I didn’t smoke his dope, didn’t laugh at his jokes, and had no interest in his cool-dude schtick. No wonder he disliked me. After a while I didn’t even say anything about film around him because it would trigger his reflexive derision. But why pick on Werner Herzog of all people? I mean, why not Fassbinder or Truffaut or Goddard? Didn’t he have some equally stupid thing to say about them?

Yet watching him and observing his behavior at parties it crossed my mind that probably a lot of people can’t tell the difference between really good art, bad art, and great art. Hell, some people don’t even like art. In fact, I don’t really think this guy liked art or “got” art at all.

And that’s why I totally, wholeheartedly, and unreservedly love Werner Herzog. He tells important stories — not for the benefit of hipster dilettantes but for those who actually are paying attention, for those who do read books all the way through, and for those who study history. Herzog is unique because his films are about living life and the conflicts that happen when you do so. It’s easy to sit and watch as the world goes by, but it’s art when you become the world that is going by as others sit and watch.

Comments (4)

  • I know several excellent varieties that contribute well to the restoration of sleep. But even better, as for me, are those that on the contrary inspire you and make you more active. My friend recently gave me one of these things to try after he read about it here https://wayofleaf.co/strains/candy-apple-strain/ A really good strain called Candy Apple with a mild effect and a pleasant apple-like taste with an invigorating effect. I advise you to try it, I’m sure you won’t regret it.

  • Great article. I understand your pain, as a person who is incredibly inspired by art as well as an artist. Some people are far too narcissistic to get it. Alas, that is the nature of narcissism.

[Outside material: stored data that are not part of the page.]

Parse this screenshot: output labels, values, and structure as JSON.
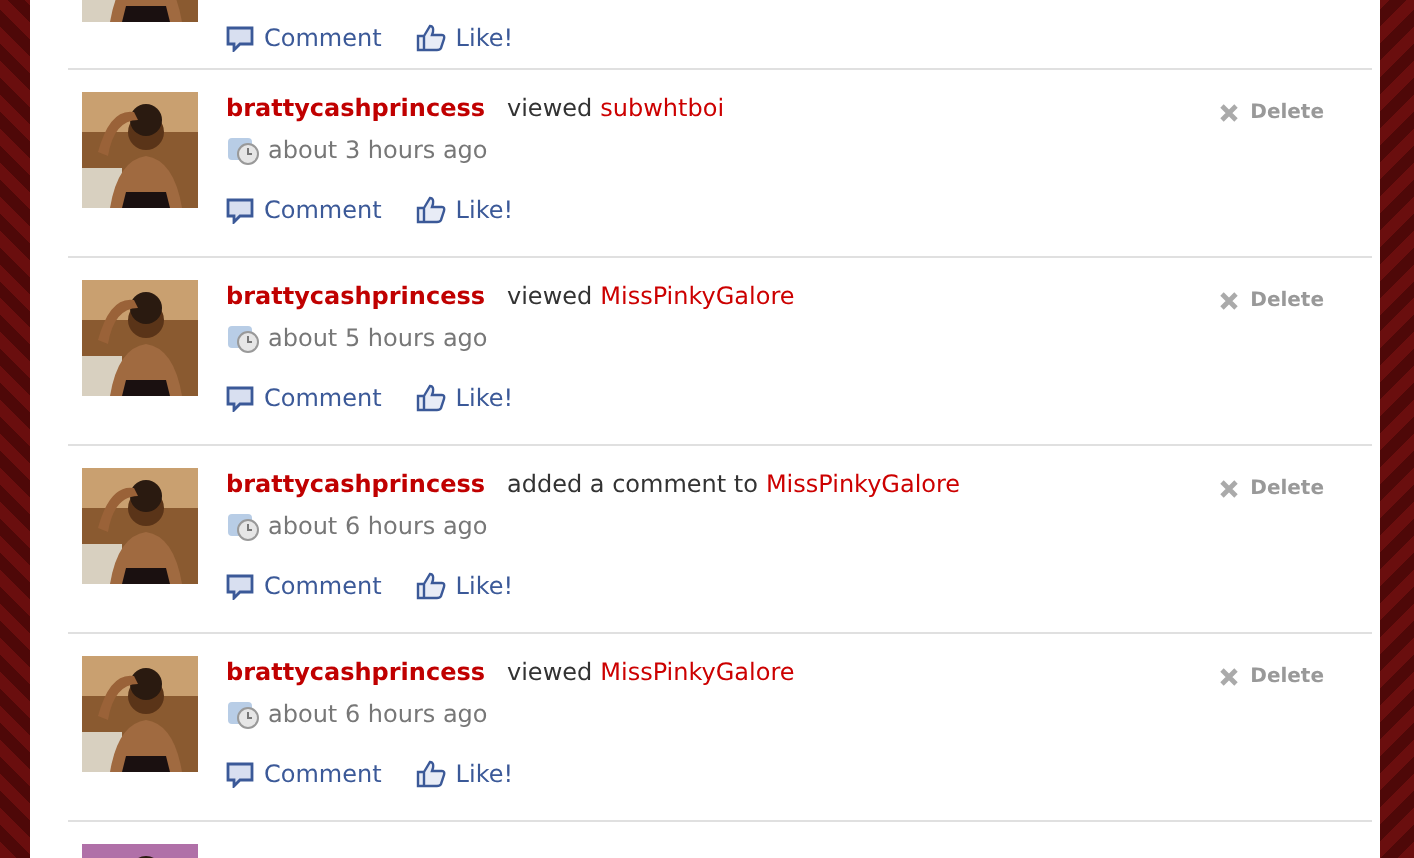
{
  "top_actions": {
    "comment": "Comment",
    "like": "Like!"
  },
  "items": [
    {
      "actor": "brattycashprincess",
      "verb": "viewed",
      "target": "subwhtboi",
      "time": "about 3 hours ago",
      "delete": "Delete",
      "comment": "Comment",
      "like": "Like!"
    },
    {
      "actor": "brattycashprincess",
      "verb": "viewed",
      "target": "MissPinkyGalore",
      "time": "about 5 hours ago",
      "delete": "Delete",
      "comment": "Comment",
      "like": "Like!"
    },
    {
      "actor": "brattycashprincess",
      "verb": "added a comment to",
      "target": "MissPinkyGalore",
      "time": "about 6 hours ago",
      "delete": "Delete",
      "comment": "Comment",
      "like": "Like!"
    },
    {
      "actor": "brattycashprincess",
      "verb": "viewed",
      "target": "MissPinkyGalore",
      "time": "about 6 hours ago",
      "delete": "Delete",
      "comment": "Comment",
      "like": "Like!"
    },
    {
      "kind": "picture"
    }
  ]
}
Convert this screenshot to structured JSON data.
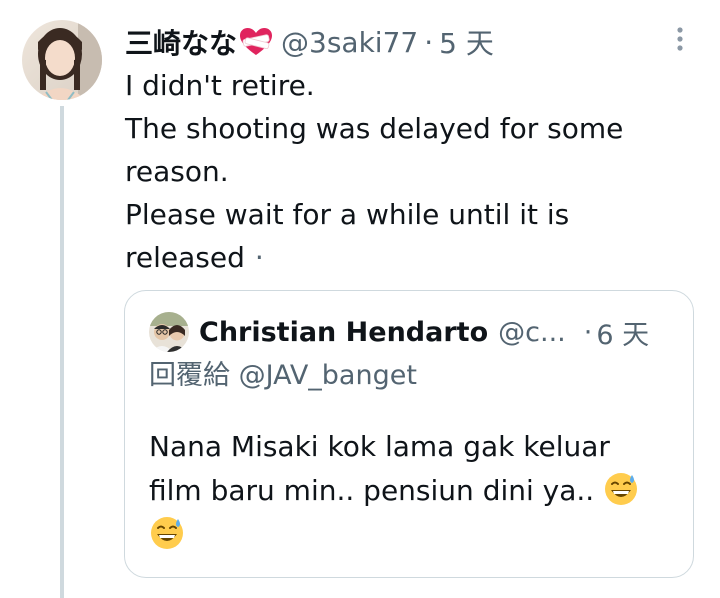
{
  "tweet": {
    "display_name": "三崎なな",
    "handle": "@3saki77",
    "separator": "·",
    "time": "5 天",
    "text_lines": [
      "I didn't retire.",
      "The shooting was delayed for some",
      "reason.",
      "Please wait for a while until it is",
      "released"
    ],
    "trailing": "·",
    "icons": {
      "name_decoration": "heart-with-bandage-icon",
      "more": "more-vertical-icon"
    }
  },
  "quoted_tweet": {
    "display_name": "Christian Hendarto",
    "handle": "@c...",
    "separator": "·",
    "time": "6 天",
    "reply_to_label": "回覆給 @JAV_banget",
    "text_lines": [
      "Nana Misaki kok lama gak keluar",
      "film baru min.. pensiun dini ya.."
    ],
    "emoji": "grinning-face-with-sweat-icon"
  },
  "colors": {
    "text_primary": "#0f1419",
    "text_secondary": "#536471",
    "border": "#cfd9de",
    "thread_line": "#cfd9de"
  }
}
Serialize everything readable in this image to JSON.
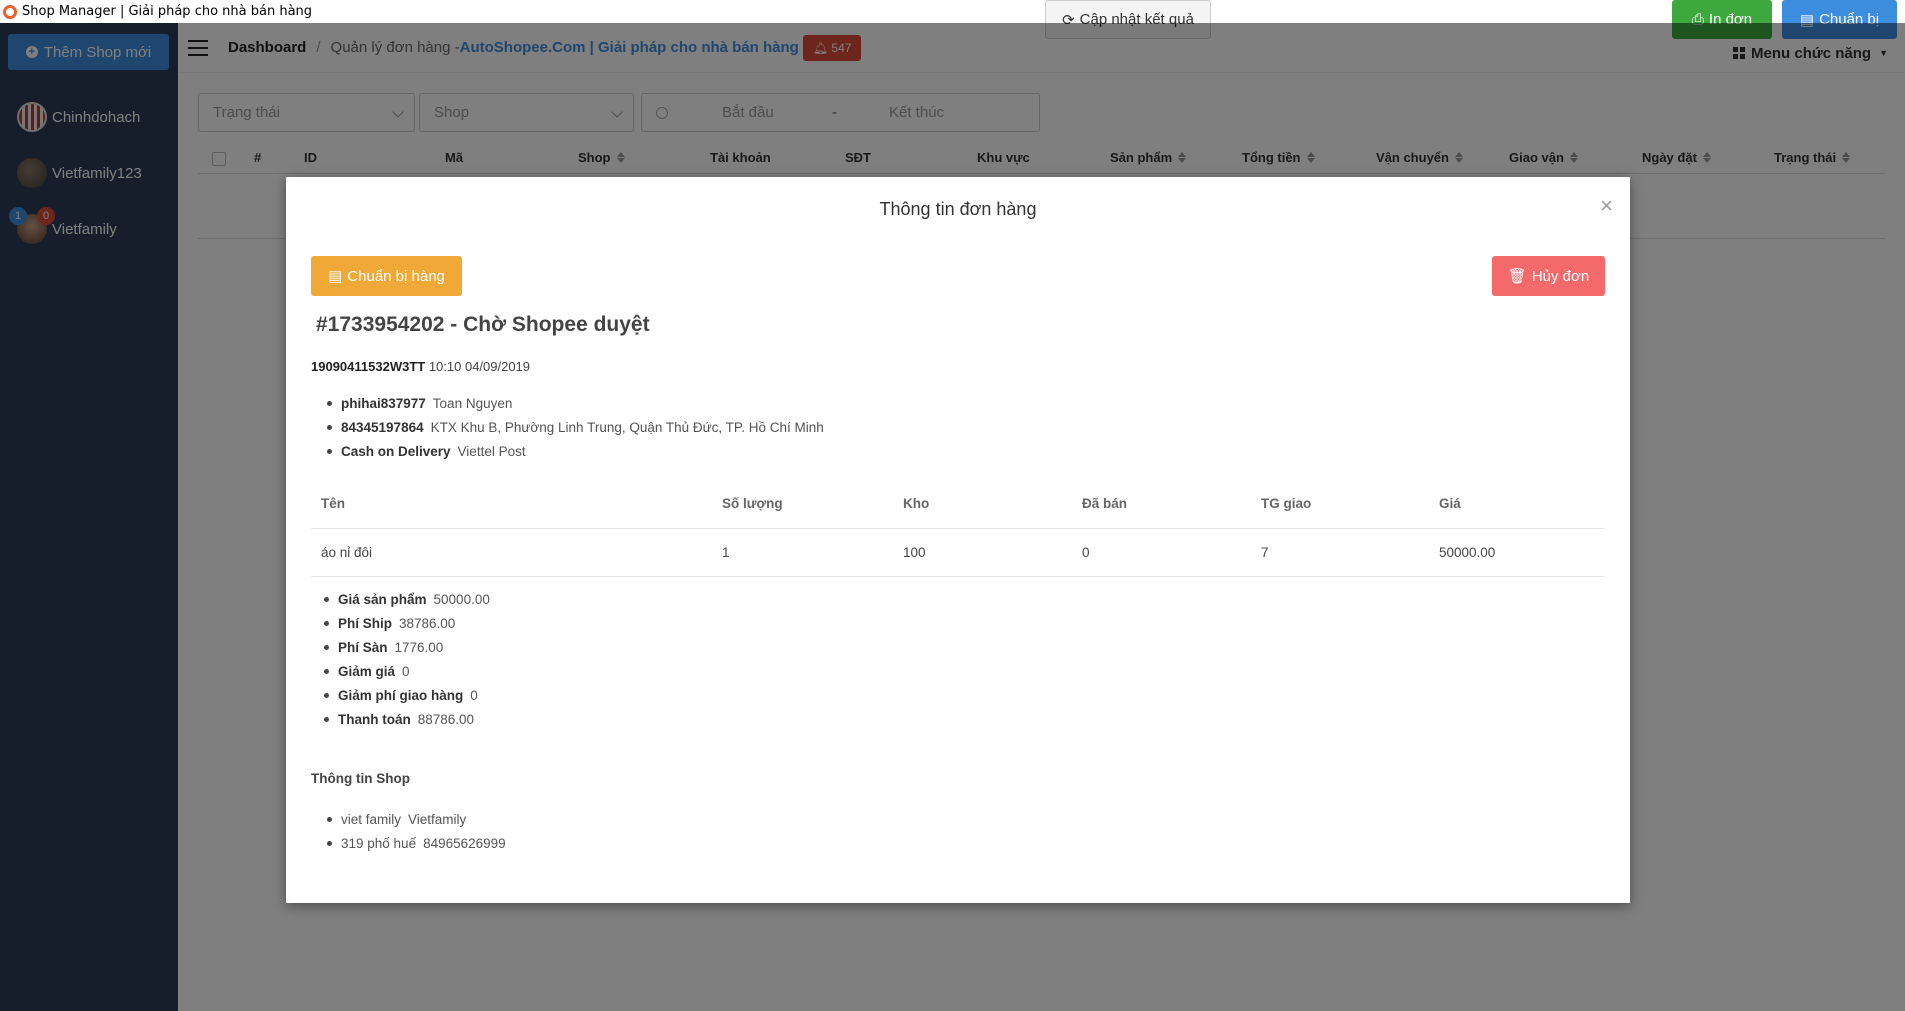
{
  "window": {
    "title": "Shop Manager | Giải pháp cho nhà bán hàng"
  },
  "sidebar": {
    "add_shop_label": "Thêm Shop mới",
    "shops": [
      {
        "name": "Chinhdohach"
      },
      {
        "name": "Vietfamily123"
      },
      {
        "name": "Vietfamily",
        "badge_blue": "1",
        "badge_red": "0"
      }
    ]
  },
  "header": {
    "breadcrumb_home": "Dashboard",
    "breadcrumb_current": "Quản lý đơn hàng - ",
    "breadcrumb_brand": "AutoShopee.Com | Giải pháp cho nhà bán hàng",
    "notification_count": "547",
    "menu_label": "Menu chức năng"
  },
  "filters": {
    "status_placeholder": "Trạng thái",
    "shop_placeholder": "Shop",
    "start_placeholder": "Bắt đầu",
    "date_separator": "-",
    "end_placeholder": "Kết thúc",
    "update_label": "Cập nhật kết quả",
    "print_label": "In đơn",
    "prepare_label": "Chuẩn bị"
  },
  "table": {
    "columns": [
      "#",
      "ID",
      "Mã",
      "Shop",
      "Tài khoản",
      "SĐT",
      "Khu vực",
      "Sản phẩm",
      "Tổng tiền",
      "Vận chuyển",
      "Giao vận",
      "Ngày đặt",
      "Trạng thái"
    ]
  },
  "modal": {
    "title": "Thông tin đơn hàng",
    "prepare_goods_label": "Chuẩn bị hàng",
    "cancel_label": "Hủy đơn",
    "order_heading": "#1733954202 - Chờ Shopee duyệt",
    "order_code": "19090411532W3TT",
    "order_time": " 10:10 04/09/2019",
    "customer": [
      {
        "key": "phihai837977",
        "value": "Toan Nguyen"
      },
      {
        "key": "84345197864",
        "value": "KTX Khu B, Phường Linh Trung, Quận Thủ Đức, TP. Hồ Chí Minh"
      },
      {
        "key": "Cash on Delivery",
        "value": "Viettel Post"
      }
    ],
    "products_header": [
      "Tên",
      "Số lượng",
      "Kho",
      "Đã bán",
      "TG giao",
      "Giá"
    ],
    "products": [
      [
        "áo nỉ đôi",
        "1",
        "100",
        "0",
        "7",
        "50000.00"
      ]
    ],
    "totals": [
      {
        "key": "Giá sản phẩm",
        "value": "50000.00"
      },
      {
        "key": "Phí Ship",
        "value": "38786.00"
      },
      {
        "key": "Phí Sàn",
        "value": "1776.00"
      },
      {
        "key": "Giảm giá",
        "value": "0"
      },
      {
        "key": "Giảm phí giao hàng",
        "value": "0"
      },
      {
        "key": "Thanh toán",
        "value": "88786.00"
      }
    ],
    "shop_info_heading": "Thông tin Shop",
    "shop_info": [
      {
        "key": "viet family",
        "value": "Vietfamily"
      },
      {
        "key": "319 phố huế",
        "value": "84965626999"
      }
    ]
  }
}
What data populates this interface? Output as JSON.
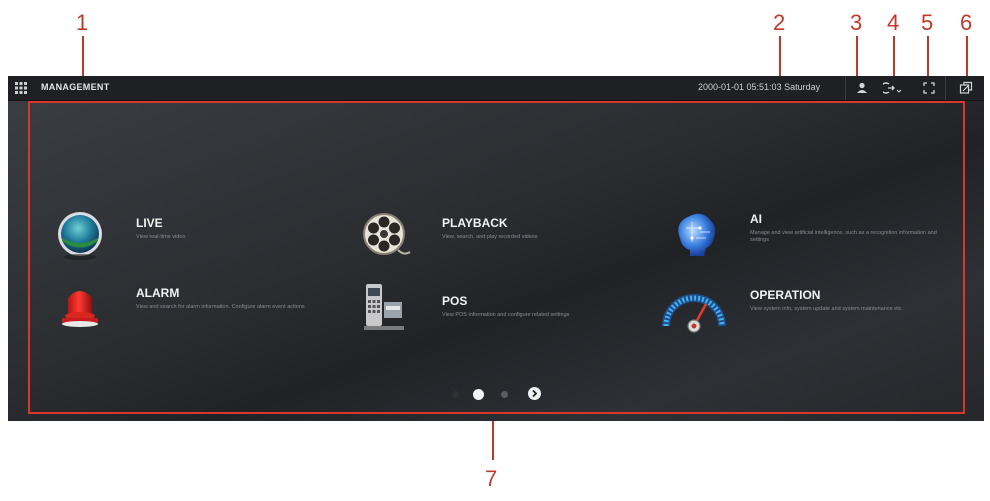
{
  "callouts": [
    "1",
    "2",
    "3",
    "4",
    "5",
    "6",
    "7"
  ],
  "topbar": {
    "title": "MANAGEMENT",
    "datetime": "2000-01-01 05:51:03 Saturday",
    "icons": {
      "grid": "grid-icon",
      "user": "user-icon",
      "logout": "logout-icon",
      "fullscreen": "fullscreen-icon",
      "switch": "switch-window-icon"
    }
  },
  "tiles": [
    {
      "title": "LIVE",
      "desc": "View real-time video",
      "icon": "live-globe-icon"
    },
    {
      "title": "PLAYBACK",
      "desc": "View, search, and play recorded videos",
      "icon": "film-reel-icon"
    },
    {
      "title": "AI",
      "desc": "Manage and view artificial intelligence, such as a recognition information and settings",
      "icon": "ai-brain-icon"
    },
    {
      "title": "ALARM",
      "desc": "View and search for alarm information. Configure alarm event actions",
      "icon": "alarm-siren-icon"
    },
    {
      "title": "POS",
      "desc": "View POS information and configure related settings",
      "icon": "pos-terminal-icon"
    },
    {
      "title": "OPERATION",
      "desc": "View system info, system update and system maintenance etc.",
      "icon": "gauge-icon"
    }
  ],
  "pagination": {
    "pages": 2,
    "current": 1
  },
  "colors": {
    "callout": "#c0392b",
    "frame": "#d9372d",
    "topbar": "#1f2023"
  }
}
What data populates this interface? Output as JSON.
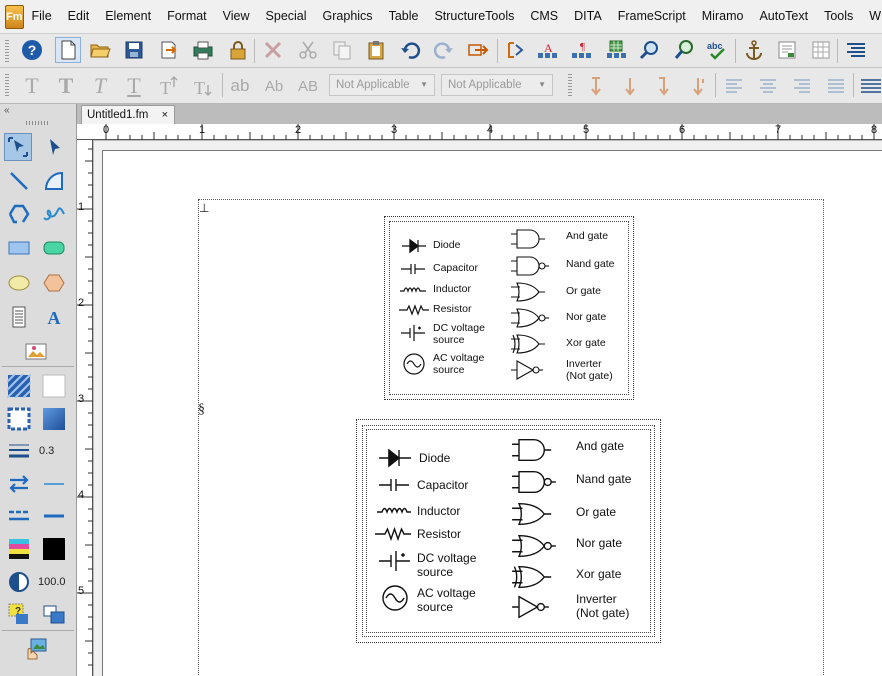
{
  "app": {
    "logo": "Fm"
  },
  "menu": [
    "File",
    "Edit",
    "Element",
    "Format",
    "View",
    "Special",
    "Graphics",
    "Table",
    "StructureTools",
    "CMS",
    "DITA",
    "FrameScript",
    "Miramo",
    "AutoText",
    "Tools",
    "W"
  ],
  "toolbar2": {
    "char_styles": [
      "T",
      "T",
      "T",
      "T"
    ],
    "case_buttons": [
      "ab",
      "Ab",
      "AB"
    ],
    "dropdown1": "Not Applicable",
    "dropdown2": "Not Applicable"
  },
  "document": {
    "tab_title": "Untitled1.fm",
    "tab_close": "×"
  },
  "ruler": {
    "horizontal": [
      "0",
      "1",
      "2",
      "3",
      "4",
      "5",
      "6",
      "7",
      "8"
    ],
    "vertical": [
      "1",
      "2",
      "3",
      "4",
      "5"
    ]
  },
  "tools_panel": {
    "line_width": "0.3",
    "tint": "100.0",
    "collapse": "«"
  },
  "page": {
    "anchor_symbol_1": "⊥",
    "anchor_symbol_2": "§"
  },
  "legend_small": {
    "components": [
      "Diode",
      "Capacitor",
      "Inductor",
      "Resistor",
      "DC voltage",
      "source",
      "AC voltage",
      "source"
    ],
    "gates": [
      "And gate",
      "Nand gate",
      "Or gate",
      "Nor gate",
      "Xor gate",
      "Inverter",
      "(Not gate)"
    ]
  },
  "legend_large": {
    "components": [
      "Diode",
      "Capacitor",
      "Inductor",
      "Resistor",
      "DC voltage",
      "source",
      "AC voltage",
      "source"
    ],
    "gates": [
      "And gate",
      "Nand gate",
      "Or gate",
      "Nor gate",
      "Xor gate",
      "Inverter",
      "(Not gate)"
    ]
  },
  "colors": {
    "selected_tool": "#a7c7e6",
    "panel": "#dcdcdc",
    "toolbar": "#e8e8e8"
  }
}
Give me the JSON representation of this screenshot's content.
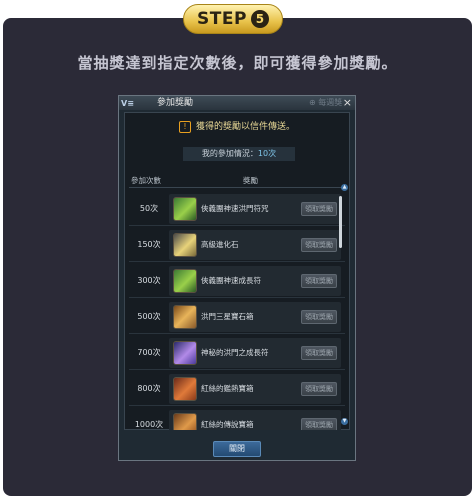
{
  "step": {
    "label": "STEP",
    "number": "5"
  },
  "instruction": "當抽獎達到指定次數後，即可獲得參加獎勵。",
  "dialog": {
    "logo": "V≡",
    "title": "參加獎勵",
    "ghost_text": "⊕ 每週獎",
    "close_icon": "×",
    "notice": "獲得的獎勵以信件傳送。",
    "warning_icon": "!",
    "participation_label": "我的參加情況：",
    "participation_value": "10次",
    "headers": {
      "count": "參加次數",
      "reward": "獎勵"
    },
    "claim_label": "領取獎勵",
    "close_button": "關閉",
    "rewards": [
      {
        "count": "50次",
        "name": "俠義團神速洪門符咒",
        "icon": "talisman-icon"
      },
      {
        "count": "150次",
        "name": "高級進化石",
        "icon": "evolution-stone-icon"
      },
      {
        "count": "300次",
        "name": "俠義團神速成長符",
        "icon": "growth-talisman-icon"
      },
      {
        "count": "500次",
        "name": "洪門三星寶石箱",
        "icon": "gem-box-icon"
      },
      {
        "count": "700次",
        "name": "神秘的洪門之成長符",
        "icon": "mystic-talisman-icon"
      },
      {
        "count": "800次",
        "name": "紅絲的鑑熱寶箱",
        "icon": "treasure-box-icon"
      },
      {
        "count": "1000次",
        "name": "紅絲的傳說寶箱",
        "icon": "legend-box-icon"
      }
    ]
  }
}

    Art is made by and for thinkers, not for people who try and stop people from thinking.

    One last note – I knew a guy like him (the douchebag from Mission) once. The only difference between mine and your reactions is I smoked his weed. Without that I would’ve lost it.

  • Oh shit. I just realized that the guy who was talking about Herzog was the pothead. I guess I better hide my meds.

  • This is great. I always suspected that he was a bit of a “head.” I loved “Wings” but felt that “Aguirre” was a bit like the ramblings of a script writer with a bong.